Then standing at the one door which still afforded a chance of exit, Kinnard Towers for the last time raised his arms.

"Throw down yore guns, men, an' go out with yore hands up," he yelled, seeking to be heard above the din of conflagration. "Myself, I aims ter stay hyar!"

A few caught the words and plunged precipitately out, unarmed, with hands high in surrender; and others, seeing that they did not fall, followed with a sheep-like imitation—but some, already struggling with the asphyxiation that clawed at their throats, writhed uneasily on the floor—and then lay motionless.

Kinnard Towers, with a bitter despair in his eyes, and yet with the leonine glare of defiance unquenched, stood watching that final retreat. He saw that at the stockade gate, they were being passed out and put under guard. It was in his own mind, when he had been left quite alone to walk deliberately out, fighting until he fell.

About him the skies were red and angry. His death would come with a full and pyrotechnic illumination, seen of all men, and it would at least be said of him that he had never yielded.

So picking up a rifle from the floor, he deliberately examined its magazine and efficiency. After that he stepped out, paused on the doorstep, and fired defiantly at the open gate of the stockade.

There was a spatter of bullets against the walls at his back, but he stood uninjured and defiantly laughing. Without haste he walked forward. Then a tall figure, with masked face came running toward him and he leveled the rifle at its breast. But he was close to the gate now, and the man plunged in, in time to strike his barrel up and bear him to the ground.
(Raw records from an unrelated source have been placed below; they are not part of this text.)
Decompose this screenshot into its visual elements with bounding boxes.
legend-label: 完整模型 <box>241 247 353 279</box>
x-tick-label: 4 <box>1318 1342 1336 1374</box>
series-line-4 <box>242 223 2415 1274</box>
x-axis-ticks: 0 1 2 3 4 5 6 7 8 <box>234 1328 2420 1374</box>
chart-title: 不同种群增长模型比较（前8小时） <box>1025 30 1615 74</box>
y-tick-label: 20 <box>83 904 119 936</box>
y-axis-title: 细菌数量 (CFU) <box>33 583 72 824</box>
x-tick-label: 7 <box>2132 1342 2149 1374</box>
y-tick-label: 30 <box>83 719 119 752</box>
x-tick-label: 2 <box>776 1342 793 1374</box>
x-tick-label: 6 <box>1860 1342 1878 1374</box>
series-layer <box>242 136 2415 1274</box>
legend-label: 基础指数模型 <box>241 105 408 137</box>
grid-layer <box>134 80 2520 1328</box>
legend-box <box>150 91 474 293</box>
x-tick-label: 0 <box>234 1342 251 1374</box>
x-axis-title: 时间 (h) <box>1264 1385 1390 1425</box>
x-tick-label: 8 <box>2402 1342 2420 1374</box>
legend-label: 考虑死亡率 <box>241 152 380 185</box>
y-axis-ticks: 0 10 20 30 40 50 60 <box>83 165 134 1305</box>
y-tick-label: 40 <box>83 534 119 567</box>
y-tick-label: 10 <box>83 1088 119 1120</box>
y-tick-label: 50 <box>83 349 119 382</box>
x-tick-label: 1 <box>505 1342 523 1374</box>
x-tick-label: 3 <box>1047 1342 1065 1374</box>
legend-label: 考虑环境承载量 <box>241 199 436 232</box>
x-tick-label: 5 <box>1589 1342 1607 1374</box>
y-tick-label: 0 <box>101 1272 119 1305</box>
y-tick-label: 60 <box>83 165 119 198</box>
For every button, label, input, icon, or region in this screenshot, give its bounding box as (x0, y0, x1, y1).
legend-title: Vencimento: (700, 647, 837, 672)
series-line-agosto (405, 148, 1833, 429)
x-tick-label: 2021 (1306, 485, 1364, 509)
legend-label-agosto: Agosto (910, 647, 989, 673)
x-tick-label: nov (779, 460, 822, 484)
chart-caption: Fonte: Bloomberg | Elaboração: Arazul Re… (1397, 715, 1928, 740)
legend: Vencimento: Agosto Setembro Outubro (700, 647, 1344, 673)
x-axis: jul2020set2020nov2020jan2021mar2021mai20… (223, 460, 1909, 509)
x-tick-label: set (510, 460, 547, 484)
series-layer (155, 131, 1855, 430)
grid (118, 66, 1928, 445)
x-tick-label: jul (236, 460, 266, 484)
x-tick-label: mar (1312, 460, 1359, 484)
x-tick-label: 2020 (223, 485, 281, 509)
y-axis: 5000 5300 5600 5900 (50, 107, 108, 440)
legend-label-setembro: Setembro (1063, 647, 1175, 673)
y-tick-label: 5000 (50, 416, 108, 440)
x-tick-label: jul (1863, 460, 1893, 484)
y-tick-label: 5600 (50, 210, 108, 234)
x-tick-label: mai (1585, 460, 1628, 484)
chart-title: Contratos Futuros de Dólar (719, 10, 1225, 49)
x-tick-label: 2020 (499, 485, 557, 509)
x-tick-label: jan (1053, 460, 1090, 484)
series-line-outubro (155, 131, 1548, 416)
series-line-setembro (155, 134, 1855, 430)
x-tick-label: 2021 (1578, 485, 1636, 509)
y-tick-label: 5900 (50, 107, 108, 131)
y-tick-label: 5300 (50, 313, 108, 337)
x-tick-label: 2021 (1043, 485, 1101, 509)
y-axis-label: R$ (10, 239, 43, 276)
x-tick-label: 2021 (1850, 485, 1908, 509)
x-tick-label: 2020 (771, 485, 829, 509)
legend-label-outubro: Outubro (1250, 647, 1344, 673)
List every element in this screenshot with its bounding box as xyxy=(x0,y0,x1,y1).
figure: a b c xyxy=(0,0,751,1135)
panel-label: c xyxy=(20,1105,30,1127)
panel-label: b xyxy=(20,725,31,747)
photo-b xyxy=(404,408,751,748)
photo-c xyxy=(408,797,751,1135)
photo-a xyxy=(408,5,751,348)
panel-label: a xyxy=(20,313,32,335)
Outside the stockade stood, herded, the prisoners, and at their front, the posse of deputies brooded over Kinnard Towers and Tom Carmichael, both shamefully hand-cuffed.

Bear Cat Stacy looked over his captives who, taking their cue from Towers himself, remained doggedly silent.

"You men," he said crisply, "all save these two kin go home now—but when ther co'te needs ye ye've got ter answer—an ye've got ter speak ther truth."